Search code examples
chaskelltail-call-optimizationmultiple-languagesmutual-recursion

Compiling Tail-Call Optimization In Mutual Recursion Across C and Haskell


I'm experimenting with the foreign-function interface in Haskell. I wanted to implement a simple test to see if I could do mutual recursion. So, I created the following Haskell code:

module MutualRecursion where
import Data.Int

foreign import ccall countdownC::Int32->IO ()
foreign export ccall countdownHaskell::Int32->IO()

countdownHaskell::Int32->IO()
countdownHaskell n = print n >> if n > 0 then countdownC (pred n) else return ()

Note that the recursive case is a call to countdownC, so this should be tail-recursive.

In my C code, I have

#include <stdio.h>

#include "MutualRecursionHaskell_stub.h"

void countdownC(int count)
{
    printf("%d\n", count);
    if(count > 0)
        return countdownHaskell(count-1);
}

int main(int argc, char* argv[])
{
    hs_init(&argc, &argv);

    countdownHaskell(10000);

    hs_exit();
    return 0;
}

Which is likewise tail recursive.
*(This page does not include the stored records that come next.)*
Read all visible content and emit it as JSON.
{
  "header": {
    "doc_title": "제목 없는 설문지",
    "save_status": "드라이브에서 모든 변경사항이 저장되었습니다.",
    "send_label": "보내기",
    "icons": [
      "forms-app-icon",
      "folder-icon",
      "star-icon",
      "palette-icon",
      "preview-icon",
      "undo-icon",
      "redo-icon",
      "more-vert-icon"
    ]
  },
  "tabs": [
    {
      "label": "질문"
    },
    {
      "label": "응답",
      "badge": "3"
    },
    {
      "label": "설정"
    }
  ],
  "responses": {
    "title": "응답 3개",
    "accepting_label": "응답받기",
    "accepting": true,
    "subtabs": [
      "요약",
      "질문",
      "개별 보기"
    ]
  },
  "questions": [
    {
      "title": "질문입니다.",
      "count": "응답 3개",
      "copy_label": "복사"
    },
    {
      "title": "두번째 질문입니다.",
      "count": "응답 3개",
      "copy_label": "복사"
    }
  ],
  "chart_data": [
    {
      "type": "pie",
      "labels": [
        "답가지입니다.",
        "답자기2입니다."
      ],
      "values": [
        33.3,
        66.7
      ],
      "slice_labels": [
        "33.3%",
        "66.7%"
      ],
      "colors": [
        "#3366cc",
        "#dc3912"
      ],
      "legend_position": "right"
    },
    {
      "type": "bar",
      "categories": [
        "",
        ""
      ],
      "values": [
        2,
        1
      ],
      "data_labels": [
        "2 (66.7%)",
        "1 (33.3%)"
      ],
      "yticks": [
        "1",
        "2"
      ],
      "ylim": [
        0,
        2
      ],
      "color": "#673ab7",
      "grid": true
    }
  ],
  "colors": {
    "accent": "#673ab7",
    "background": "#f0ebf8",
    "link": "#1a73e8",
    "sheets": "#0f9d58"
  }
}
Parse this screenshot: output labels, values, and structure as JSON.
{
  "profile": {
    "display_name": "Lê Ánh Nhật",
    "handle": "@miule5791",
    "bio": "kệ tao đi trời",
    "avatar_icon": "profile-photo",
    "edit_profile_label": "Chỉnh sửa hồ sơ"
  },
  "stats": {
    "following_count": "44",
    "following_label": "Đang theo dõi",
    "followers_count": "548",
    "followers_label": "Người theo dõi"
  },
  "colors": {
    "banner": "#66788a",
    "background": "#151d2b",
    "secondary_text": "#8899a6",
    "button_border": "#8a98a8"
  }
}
So then I make a

MutualRecursion: MutualRecursionHaskell_stub
    ghc -O2 -no-hs-main MutualRecursionC.c MutualRecursionHaskell.o -o MutualRecursion
MutualRecursionHaskell_stub:
    ghc -O2 -c MutualRecursionHaskell.hs

and compile with make MutualRecursion.

And... upon running, it segfaults after printing 8991. Just as a test to make sure gcc itself can handle tco in mutual recursion, I did

void countdownC2(int);

void countdownC(int count)
{
    printf("%d\n", count);
    if(count > 0)
        return countdownC2(count-1);
}

void countdownC2(int count)
{
    printf("%d\n", count);
    if(count > 0)
        return countdownC(count-1);
}

and that worked quite fine. It also works in the single-recursion case of just in C and just in Haskell.

So my question is, is there a way to indicate to GHC that the call to the external C function is tail recursive? I'm assuming that the stack frame does come from the call from Haskell to C and not the other way around, since the C code is very clearly a return of a function call.


Solution

  • I believe cross-language C-Haskell tail calls are very, very hard to achieve.
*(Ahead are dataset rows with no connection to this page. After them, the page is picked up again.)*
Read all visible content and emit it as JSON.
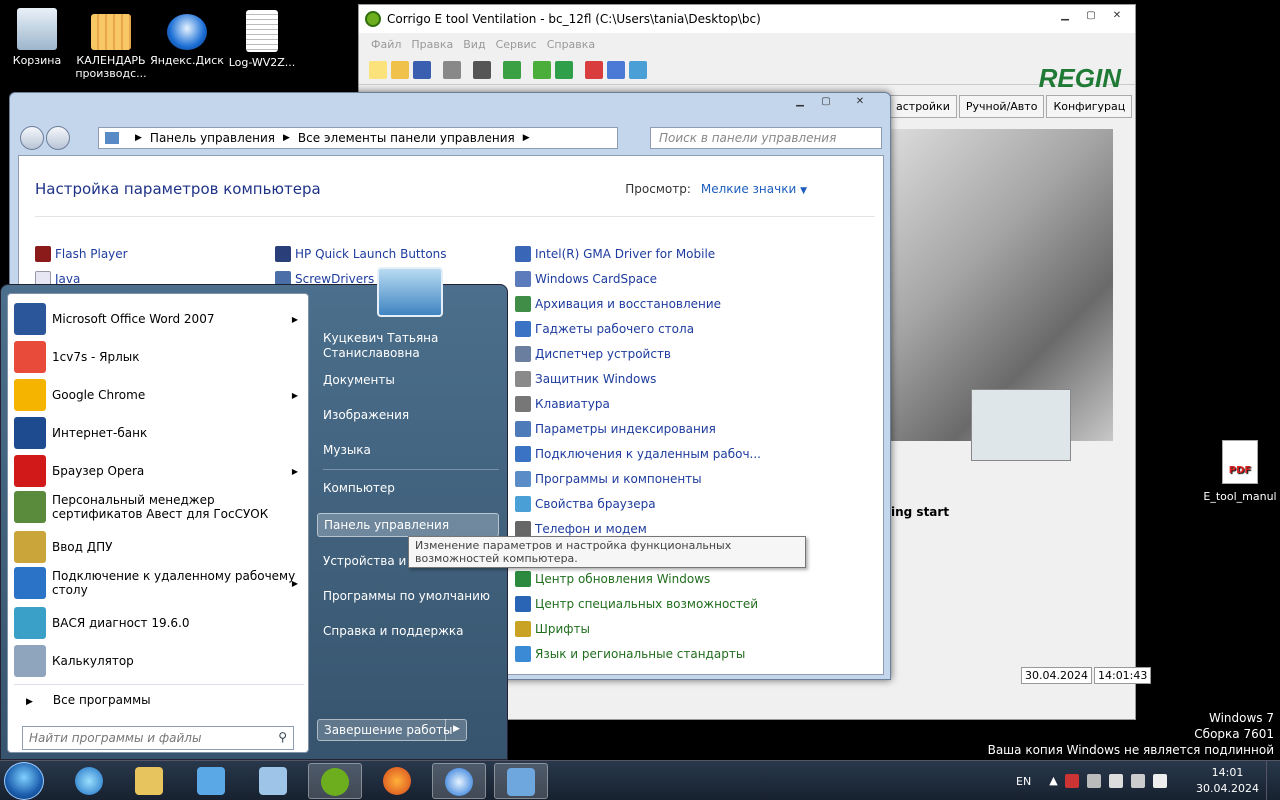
{
  "colors": {
    "desktop": "#000000",
    "link_blue": "#1e3c9e",
    "heading": "#1e3287",
    "regin_green": "#1e7a34"
  },
  "desktop": {
    "icons": [
      {
        "label": "Корзина",
        "icon": "recycle-bin-icon"
      },
      {
        "label": "КАЛЕНДАРЬ производс...",
        "icon": "spreadsheet-icon"
      },
      {
        "label": "Яндекс.Диск",
        "icon": "yandex-disk-icon"
      },
      {
        "label": "Log-WV2Z...",
        "icon": "text-file-icon"
      }
    ],
    "pdf_icon_label": "E_tool_manul",
    "win_info": [
      "Windows 7",
      "Сборка 7601",
      "Ваша копия Windows не является подлинной"
    ]
  },
  "corrigo": {
    "title": "Corrigo E tool Ventilation - bc_12fl (C:\\Users\\tania\\Desktop\\bc)",
    "menu": [
      "Файл",
      "Правка",
      "Вид",
      "Сервис",
      "Справка"
    ],
    "brand": "REGIN",
    "tabs": [
      "астройки",
      "Ручной/Авто",
      "Конфигурац"
    ],
    "start_text": "ing start",
    "status_date": "30.04.2024",
    "status_time": "14:01:43"
  },
  "cpanel": {
    "breadcrumb": [
      "Панель управления",
      "Все элементы панели управления"
    ],
    "search_placeholder": "Поиск в панели управления",
    "heading": "Настройка параметров компьютера",
    "view_label": "Просмотр:",
    "view_value": "Мелкие значки",
    "col1": [
      "Flash Player",
      "Java"
    ],
    "col2": [
      "HP Quick Launch Buttons",
      "ScrewDrivers Cli"
    ],
    "col3": [
      "Intel(R) GMA Driver for Mobile",
      "Windows CardSpace",
      "Архивация и восстановление",
      "Гаджеты рабочего стола",
      "Диспетчер устройств",
      "Защитник Windows",
      "Клавиатура",
      "Параметры индексирования",
      "Подключения к удаленным рабоч...",
      "Программы и компоненты",
      "Свойства браузера",
      "Телефон и модем"
    ],
    "col3_bottom": [
      "Центр обновления Windows",
      "Центр специальных возможностей",
      "Шрифты",
      "Язык и региональные стандарты"
    ]
  },
  "startmenu": {
    "programs": [
      {
        "label": "Microsoft Office Word 2007",
        "arrow": true
      },
      {
        "label": "1cv7s - Ярлык",
        "arrow": false
      },
      {
        "label": "Google Chrome",
        "arrow": true
      },
      {
        "label": "Интернет-банк",
        "arrow": false
      },
      {
        "label": "Браузер Opera",
        "arrow": true
      },
      {
        "label": "Персональный менеджер сертификатов Авест для ГосСУОК",
        "arrow": false
      },
      {
        "label": "Ввод ДПУ",
        "arrow": false
      },
      {
        "label": "Подключение к удаленному рабочему столу",
        "arrow": true
      },
      {
        "label": "ВАСЯ диагност 19.6.0",
        "arrow": false
      },
      {
        "label": "Калькулятор",
        "arrow": false
      }
    ],
    "all_programs": "Все программы",
    "search_placeholder": "Найти программы и файлы",
    "user": "Куцкевич Татьяна Станиславовна",
    "right": [
      "Документы",
      "Изображения",
      "Музыка",
      "Компьютер",
      "Панель управления",
      "Устройства и п",
      "Программы по умолчанию",
      "Справка и поддержка"
    ],
    "shutdown": "Завершение работы"
  },
  "tooltip": "Изменение параметров и настройка функциональных возможностей компьютера.",
  "taskbar": {
    "lang": "EN",
    "time": "14:01",
    "date": "30.04.2024"
  }
}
    I do not know the exact details, but the C runtime and the Haskell runtime are vastly different. The main factors for this difference, as far as I can see, are:

    • different paradigm: purely functional vs imperative
    • garbage collection vs manual memory management
    • lazy semantics vs strict one

    The kinds of optimizations which are likely to survive across language boundaries given such differences are next to zero. Perhaps, in theory, one could invent an ad hoc C runtime together with a Haskell runtime so that some optimizations are feasible, but GHC and GCC were not designed in this way.
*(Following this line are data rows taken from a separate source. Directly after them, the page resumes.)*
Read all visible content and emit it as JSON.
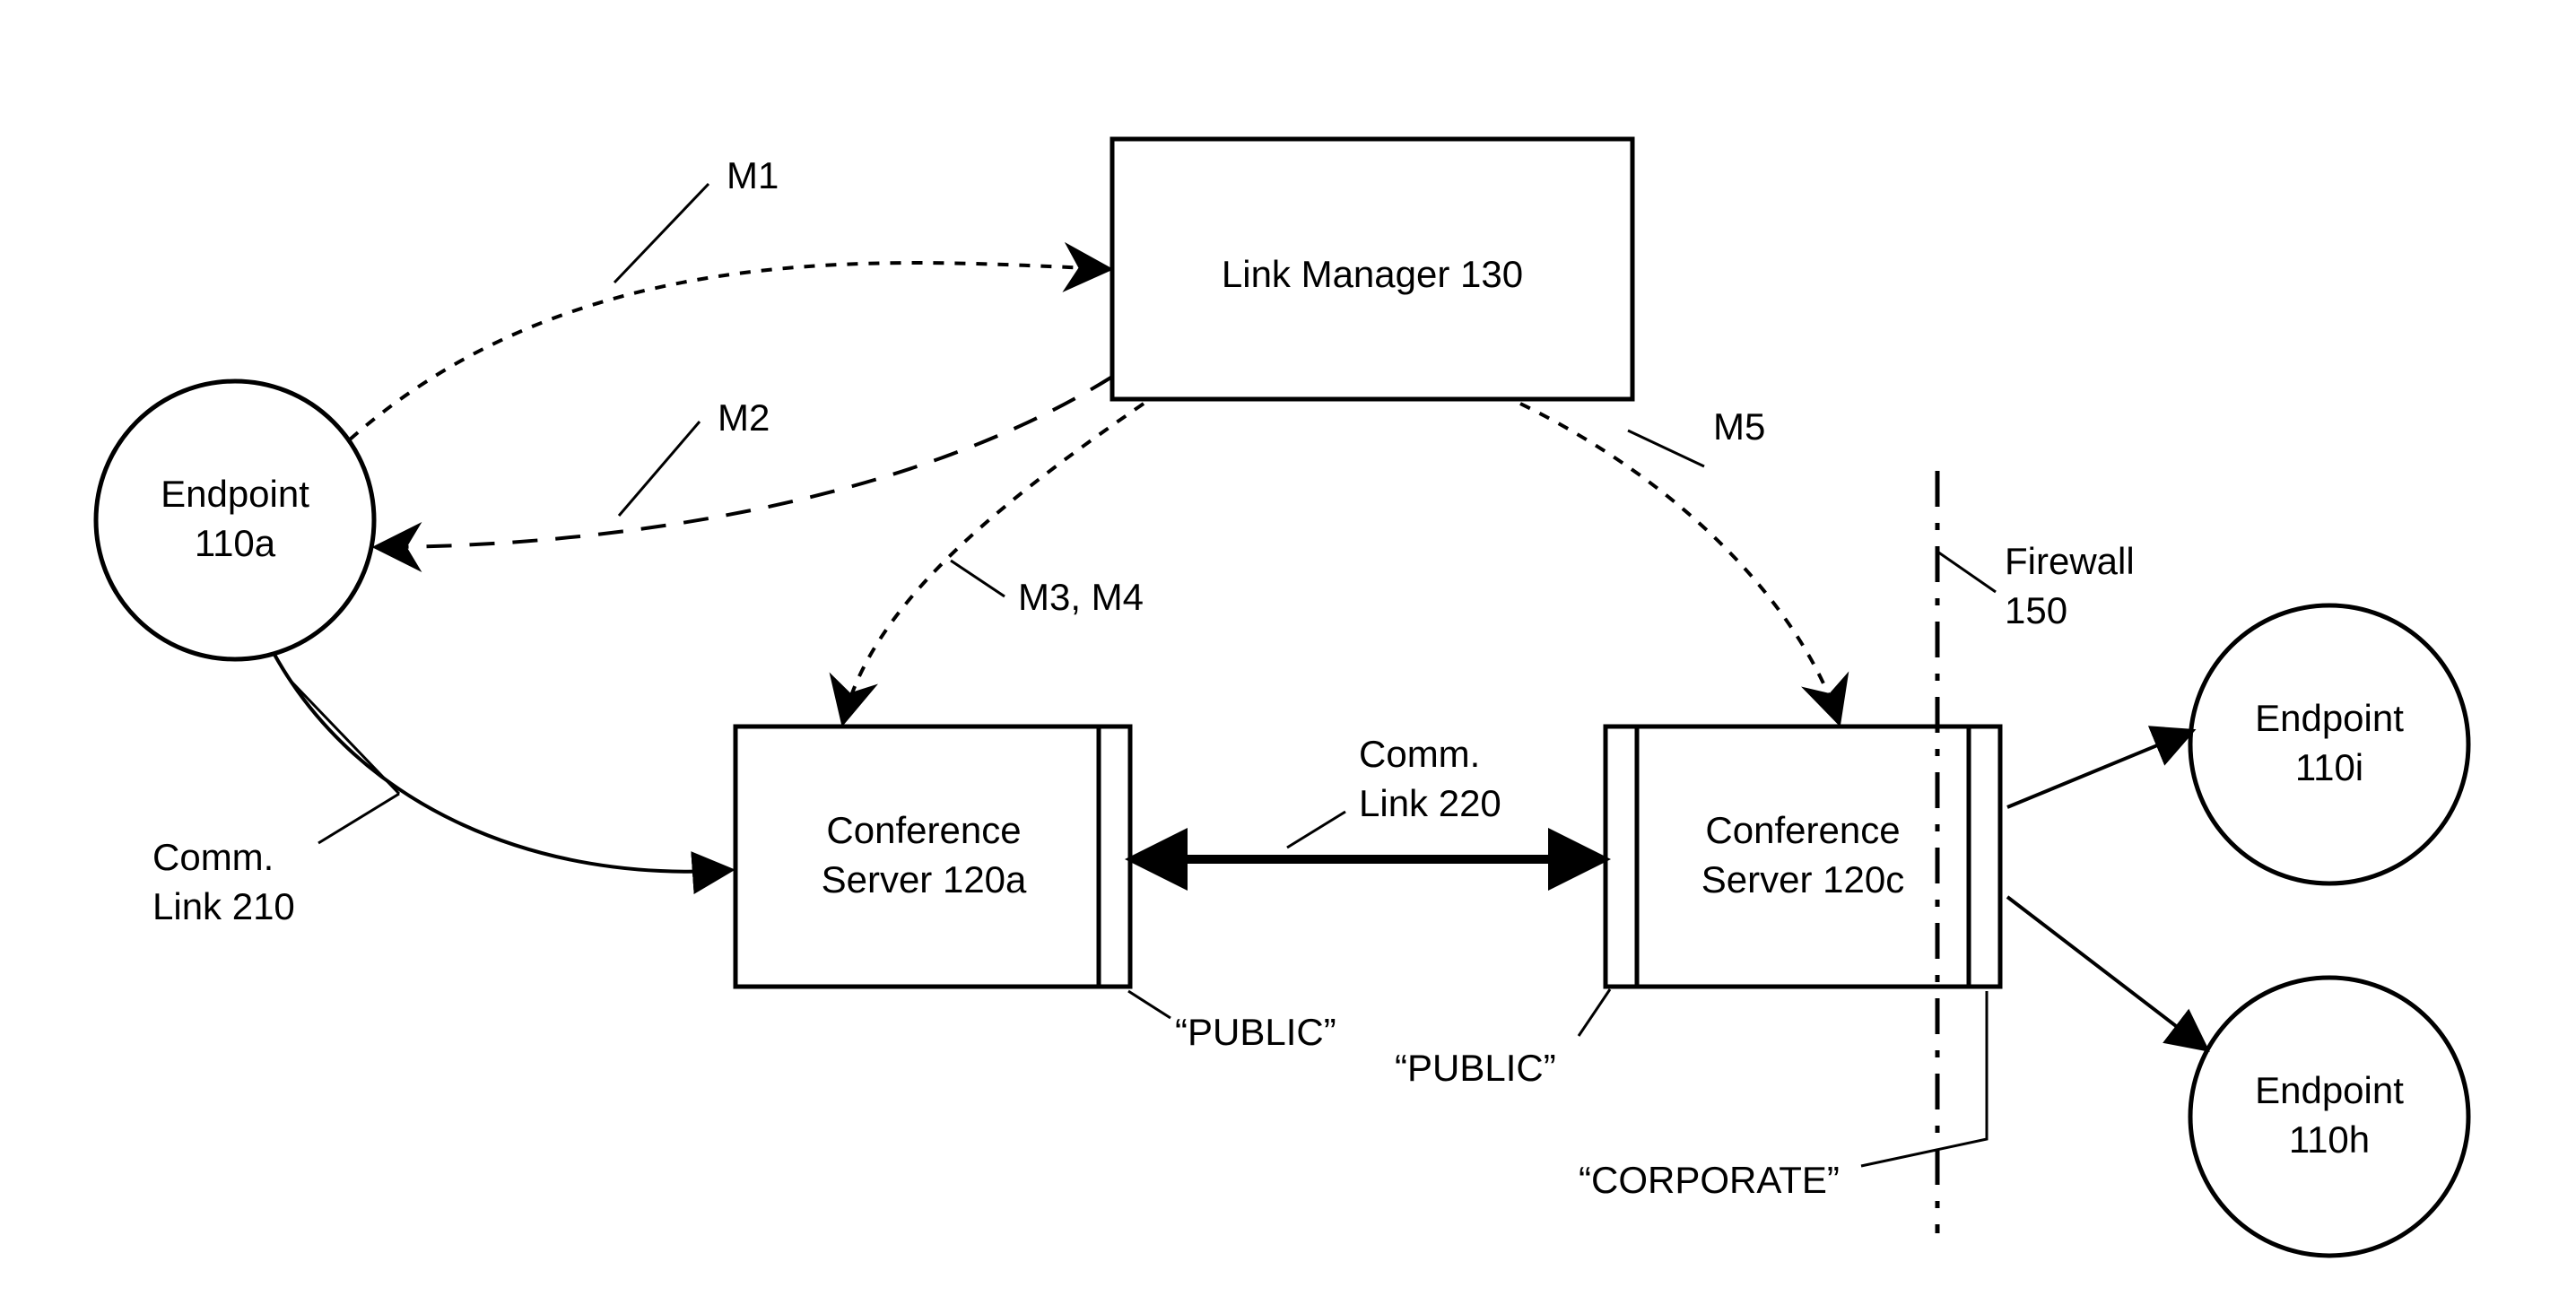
{
  "nodes": {
    "link_manager": {
      "label_l1": "Link Manager 130"
    },
    "endpoint_a": {
      "label_l1": "Endpoint",
      "label_l2": "110a"
    },
    "endpoint_i": {
      "label_l1": "Endpoint",
      "label_l2": "110i"
    },
    "endpoint_h": {
      "label_l1": "Endpoint",
      "label_l2": "110h"
    },
    "server_a": {
      "label_l1": "Conference",
      "label_l2": "Server 120a"
    },
    "server_c": {
      "label_l1": "Conference",
      "label_l2": "Server 120c"
    }
  },
  "labels": {
    "m1": "M1",
    "m2": "M2",
    "m34": "M3, M4",
    "m5": "M5",
    "comm_link_210_l1": "Comm.",
    "comm_link_210_l2": "Link 210",
    "comm_link_220_l1": "Comm.",
    "comm_link_220_l2": "Link 220",
    "firewall_l1": "Firewall",
    "firewall_l2": "150",
    "public_a": "“PUBLIC”",
    "public_c": "“PUBLIC”",
    "corporate": "“CORPORATE”"
  }
}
    Just to show an example of the potential differences, assume we have the following Haskell code

    p :: Int -> Bool
    p x = x==42
    
    main = if p 42
           then putStrLn "A"     -- A
           else putStrLn "B"     -- B
    

    A possible implementation of the main could be the following:

    • push the address of A on the stack
    • push the address of B on the stack
    • push 42 on the stack
    • jump to p
    • A: print "A", jump to end
    • B: print "B", jump to end

    while p is implemented as follows:

    • p: pop x from the stack
    • pop b from stack
    • pop a from stack
    • test x against 42
    • if equal, jump to a
    • jump to b

    Note how p is invoked with two return addresses, one for each possible result. This is different from C, whose standard implementations use only one return address. When crossing boundaries the compiler must account for this difference and compensate.

    Above I also did not account for the case when the argument of p is a thunk, to keep it simple. The GHC allocator can also trigger garbage collection.

    Note that the above fictional implementation was actually used in the past by GHC (the so called "push/enter" STG machine). Even if now it is no longer in use, the "eval/apply" STG machine is only marginally closer to the C runtime. I'm not even sure about GHC using the regular C stack: I think it does not, using its own one.

    You can check the GHC developer wiki to see the gory details.